Build, Borrow, or Just Fine-Tune? A Political Scientist's Guide to Choosing NLP Models

Political scientists increasingly face a consequential choice when adopting natural language processing tools: build a domain-specific model from scratch, borrow and adapt an existing one, or simply fine-tune a general-purpose model on task data? Each approach occupies a different point on the spectrum of performance, cost, and required expertise, yet the discipline has offered little empirical guidance on how to navigate this trade-off. This paper provides such guidance. Using conflict event classification as a test case, I fine-tune ModernBERT on the Global Terrorism Database (GTD) to create Confli-mBERT and systematically compare it against ConfliBERT, a domain-specific pretrained model that represents the current gold standard. Confli-mBERT achieves 75.46% accuracy compared to ConfliBERT's 79.34%. Critically, the four-percentage-point gap is not uniform: on high-frequency attack types such as Bombing/Explosion (F1 = 0.95 vs. 0.96) and Kidnapping (F1 = 0.92 vs. 0.91), the models are nearly indistinguishable. Performance differences concentrate in rare event categories comprising fewer than 2% of all incidents. I use these findings to develop a practical decision framework for political scientists considering any NLP-assisted research task: when does the research question demand a specialized model, and when does an accessible fine-tuned alternative suffice? The answer, I argue, depends not on which model is "better" in the abstract, but on the specific intersection of class prevalence, error tolerance, and available resources. The model, training code, and data are publicly available on Hugging Face.

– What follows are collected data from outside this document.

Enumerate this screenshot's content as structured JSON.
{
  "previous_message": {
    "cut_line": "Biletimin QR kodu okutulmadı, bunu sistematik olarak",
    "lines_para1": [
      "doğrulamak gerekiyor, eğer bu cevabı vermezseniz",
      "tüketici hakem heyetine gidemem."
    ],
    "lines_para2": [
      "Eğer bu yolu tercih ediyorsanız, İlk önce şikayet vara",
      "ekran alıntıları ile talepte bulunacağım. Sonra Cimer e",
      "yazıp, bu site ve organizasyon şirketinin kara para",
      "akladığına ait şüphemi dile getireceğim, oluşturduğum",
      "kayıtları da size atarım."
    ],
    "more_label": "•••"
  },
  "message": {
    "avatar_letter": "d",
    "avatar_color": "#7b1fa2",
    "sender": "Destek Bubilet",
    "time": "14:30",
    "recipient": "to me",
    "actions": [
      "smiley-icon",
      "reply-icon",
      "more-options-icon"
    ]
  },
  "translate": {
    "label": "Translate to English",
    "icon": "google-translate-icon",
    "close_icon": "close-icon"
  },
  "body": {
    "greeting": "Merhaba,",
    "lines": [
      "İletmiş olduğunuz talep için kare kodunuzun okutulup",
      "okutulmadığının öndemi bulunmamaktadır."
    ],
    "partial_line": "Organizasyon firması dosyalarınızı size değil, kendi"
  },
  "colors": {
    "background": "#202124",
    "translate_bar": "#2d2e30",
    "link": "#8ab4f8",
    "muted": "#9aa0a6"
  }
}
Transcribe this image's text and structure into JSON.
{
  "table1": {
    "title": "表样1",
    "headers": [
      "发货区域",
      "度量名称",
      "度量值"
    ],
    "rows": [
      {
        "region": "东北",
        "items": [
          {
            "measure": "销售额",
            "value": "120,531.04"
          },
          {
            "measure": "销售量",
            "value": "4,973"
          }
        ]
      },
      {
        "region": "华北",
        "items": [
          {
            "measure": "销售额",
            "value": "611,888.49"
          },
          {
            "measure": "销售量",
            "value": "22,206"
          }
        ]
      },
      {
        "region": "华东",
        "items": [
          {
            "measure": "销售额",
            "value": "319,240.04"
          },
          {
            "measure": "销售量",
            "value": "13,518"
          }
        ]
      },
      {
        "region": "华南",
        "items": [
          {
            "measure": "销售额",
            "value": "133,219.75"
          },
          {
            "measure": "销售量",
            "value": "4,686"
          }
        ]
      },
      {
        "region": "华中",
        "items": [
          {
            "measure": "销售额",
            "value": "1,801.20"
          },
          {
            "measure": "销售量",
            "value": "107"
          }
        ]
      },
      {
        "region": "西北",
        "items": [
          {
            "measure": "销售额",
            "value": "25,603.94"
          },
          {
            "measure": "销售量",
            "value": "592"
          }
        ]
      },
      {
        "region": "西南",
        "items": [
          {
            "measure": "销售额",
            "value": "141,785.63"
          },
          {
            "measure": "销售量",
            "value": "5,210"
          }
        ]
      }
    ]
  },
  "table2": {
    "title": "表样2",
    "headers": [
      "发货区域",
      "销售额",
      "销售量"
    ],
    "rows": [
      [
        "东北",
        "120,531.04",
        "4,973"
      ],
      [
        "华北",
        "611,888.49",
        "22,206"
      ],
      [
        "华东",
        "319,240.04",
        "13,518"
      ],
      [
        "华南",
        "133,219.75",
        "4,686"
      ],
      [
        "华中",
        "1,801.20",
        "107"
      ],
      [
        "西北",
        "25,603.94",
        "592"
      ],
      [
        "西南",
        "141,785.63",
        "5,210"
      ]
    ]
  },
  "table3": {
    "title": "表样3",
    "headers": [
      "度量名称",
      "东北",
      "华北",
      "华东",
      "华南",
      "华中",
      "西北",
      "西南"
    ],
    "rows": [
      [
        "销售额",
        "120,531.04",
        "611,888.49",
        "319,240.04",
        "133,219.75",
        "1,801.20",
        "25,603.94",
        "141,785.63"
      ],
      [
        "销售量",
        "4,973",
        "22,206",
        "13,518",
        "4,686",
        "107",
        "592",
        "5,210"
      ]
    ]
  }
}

翻译：政治科学家在采用自然语言处理工具时，日益面临一个关键抉择：是从零构建领域专用模型，借用并改造现有模型，还是直接在任务数据上微调通用模型？每种方法都在性能、成本与所需专业知识的权衡谱系中占据不同位置，然而学界对此尚未提供充分的实证指导。本文旨在填补这一空白。以冲突事件分类为测试案例，我在全球恐怖主义数据库（GTD）上对ModernBERT进行微调，构建了Confli-mBERT模型，并系统性地将其与当前黄金标准——领域专用预训练模型ConfliBERT进行对比。Confli-mBERT取得了75.46%的准确率，而ConfliBERT为79.34%。关键发现在于，这4个百分点的性能差距并非均匀分布：在高频攻击类型如爆炸/轰炸（F1 = 0.95 vs. 0.96）和绑架（F1 = 0.92 vs. 0.91）上，两者表现几乎无差异；性能差异主要集中于占比不足总事件数2%的罕见事件类别。基于这些发现，我为考虑采用NLP辅助研究任务的政治科学家构建了一个实用决策框架：何时研究问题必须使用专用模型？何时可访问的微调替代方案已足够？本文主张，答案不应抽象地讨论何种模型"更优"，而应取决于类别分布、误差容忍度与可用资源三者的具体交汇点。模型、训练代码与数据已在Hugging Face平台开源发布。